TF setup broken - Githubissues

ocr-d-modul-2-segmentierung / page-segmentation

Pixel classifier for historic prints. Mirror of https://gitlab2.informatik.uni-wuerzburg.de/ls6/ocr4all-pixel-classifier. Report issues here.

Other

5 stars 2 forks source link

TF setup broken #4

Closed bertsky closed 3 years ago

bertsky commented 3 years ago

The version currently published on PyPI (0.6.5) pulls in Tensorflow 2.5, which conflicts with the allowed range in the setup:

https://github.com/ocr-d-modul-2-segmentierung/page-segmentation/blob/e60677447d7ebe58c49ddb2e8a5ac242574d7c53/setup.py#L18-L21

Thus, pip install ocr4all-pixel-classifier[tf_cpu] downloads and installs tensorflow-2.5.0-cp36-cp36m-manylinux2010_x86_64.whl.

Is this intended? (We need to know for ocrd_all.)

crater2150 commented 3 years ago

I know that the code works with current Tensorflow versions, I think that those lines are still there because of https://github.com/ocr-d-modul-2-segmentierung/ocrd-pixelclassifier-segmentation/issues/7. @kba can you confirm if that problem still exists? If not, I could remove the whole extras_require block, as starting with TF 2.1 there aren't separate packages for CPU/GPU anymore.

bertsky commented 3 years ago

I know that the code works with current Tensorflow versions

Oh, I see. So your code and models work irrespective of the many breaking changes throughout TF 2.1 - 2.3 - 2.4 - 2.5? (In that case, we'll group the module alongside ocrd_calamari, which also works with most recent TF to my knowledge...)

I think that those lines are still there because of ocr-d-modul-2-segmentierung/ocrd-pixelclassifier-segmentation#7

Understood. Thanks for explaining!

I could remove the whole extras_require block, as starting with TF 2.1 there aren't separate packages for CPU/GPU anymore.

Sounds good. Having it as a regular requirement (without the need for a makefile or feature specifier) would also simplify installation.

crater2150 commented 3 years ago

Oh, I see. So your code and models work irrespective of the many breaking changes throughout TF 2.1 - 2.3 - 2.4 - 2.5? (In that case, we'll group the module alongside ocrd_calamari, which also works with most recent TF to my knowledge...)

I'll check if models actually work cross version, I hadn't tried that yet, but training and running using the same version definitely works without problems. The Tensorflow part doesn't use anything mentioned in TF's Release Notes as a breaking change.

crater2150 commented 3 years ago

The models included in the ocrd frontend work fine with TF 2.5.0, so I changed the requirements to allow Tensorflow >= 2.0 to <= 2.5, removed extras_require and updated the README accordingly.

bertsky commented 3 years ago

Thank you very much, @crater2150!

bertsky commented 3 years ago

Uhm, could you please update https://github.com/ocr-d-modul-2-segmentierung/ocrd-pixelclassifier-segmentation accordingly (setup.py and Makefile)?

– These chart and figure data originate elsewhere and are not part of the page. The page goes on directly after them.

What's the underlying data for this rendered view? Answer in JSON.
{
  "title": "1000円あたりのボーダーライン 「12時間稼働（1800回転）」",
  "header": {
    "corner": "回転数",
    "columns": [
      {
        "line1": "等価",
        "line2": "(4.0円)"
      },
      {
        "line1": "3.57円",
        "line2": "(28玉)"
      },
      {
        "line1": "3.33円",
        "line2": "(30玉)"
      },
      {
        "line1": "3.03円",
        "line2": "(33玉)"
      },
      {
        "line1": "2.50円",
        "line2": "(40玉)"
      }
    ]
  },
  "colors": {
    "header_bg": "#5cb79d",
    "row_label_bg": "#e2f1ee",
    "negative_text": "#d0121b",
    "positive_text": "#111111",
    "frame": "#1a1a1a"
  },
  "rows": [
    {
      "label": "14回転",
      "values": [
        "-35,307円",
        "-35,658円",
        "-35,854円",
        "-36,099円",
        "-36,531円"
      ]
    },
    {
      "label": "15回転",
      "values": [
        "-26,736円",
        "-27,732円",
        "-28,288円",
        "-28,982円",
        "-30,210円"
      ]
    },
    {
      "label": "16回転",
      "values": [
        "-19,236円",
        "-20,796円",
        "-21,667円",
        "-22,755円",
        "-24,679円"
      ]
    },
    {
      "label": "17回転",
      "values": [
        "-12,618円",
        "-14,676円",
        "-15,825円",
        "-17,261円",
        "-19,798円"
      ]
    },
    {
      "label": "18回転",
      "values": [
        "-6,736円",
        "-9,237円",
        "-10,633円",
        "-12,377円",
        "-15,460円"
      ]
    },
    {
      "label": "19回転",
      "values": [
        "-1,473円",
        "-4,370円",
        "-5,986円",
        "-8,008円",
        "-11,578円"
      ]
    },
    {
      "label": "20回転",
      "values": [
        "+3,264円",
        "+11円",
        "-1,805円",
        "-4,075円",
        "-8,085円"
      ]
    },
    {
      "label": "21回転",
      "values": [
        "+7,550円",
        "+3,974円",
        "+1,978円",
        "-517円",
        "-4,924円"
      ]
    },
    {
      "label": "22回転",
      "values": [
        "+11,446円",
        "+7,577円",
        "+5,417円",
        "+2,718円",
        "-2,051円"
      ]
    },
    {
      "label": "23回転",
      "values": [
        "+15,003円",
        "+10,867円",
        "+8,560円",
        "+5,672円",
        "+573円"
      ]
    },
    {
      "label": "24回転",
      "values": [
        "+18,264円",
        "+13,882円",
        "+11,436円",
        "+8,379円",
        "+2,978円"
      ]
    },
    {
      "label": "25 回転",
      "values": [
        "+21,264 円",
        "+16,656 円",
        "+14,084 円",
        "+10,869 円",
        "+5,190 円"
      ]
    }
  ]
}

crater2150 commented 3 years ago

Ah right. Should be fixed now

bertsky commented 3 years ago

Sorry to bring this up again, but are you quite sure you also tried TF 2.5 when you checked compatibility with recent versions? It's quite recent (no GH release yet but already on PyPI) and pulls in h5py 3.1, which is usually backwards incompatible when deserializing older models (because of changes to the string coding).

crater2150 commented 3 years ago

Yes, the virtualenv I tested in has the following versions:

 % pip list | grep 'tensorflow\|h5py'
h5py                              3.1.0
tensorflow                        2.5.0
tensorflow-estimator              2.5.0

crater2150 commented 3 years ago

Looking at the documentation of breaking changes in h5py 3.0, I think that the file encoding did not change, but only how the library returns it in its API (UTF-8 is now returned as bytes instead of str). We don't use h5py directly, so I'd assume the neccessary changes are included in Tensorflow.

bertsky commented 3 years ago

Yes, the virtualenv I tested in has the following versions:

Ok, great. Thanks again @crater2150!

Looking at the documentation of breaking changes in h5py 3.0, I think that the file encoding did not change, but only how the library returns it in its API (UTF-8 is now returned as bytes instead of str). We don't use h5py directly, so I'd assume the neccessary changes are included in Tensorflow.

Oh, I see. That's good to know. So TF and Keras could make a workaround for this – if they were willing to provide basic backwards compatibility (which unfortunately they are clearly not, judging by their frequency of breaking changes and the extremely narrow Python / Numpy / CUDA version range compatibility of their releases/prebuilds).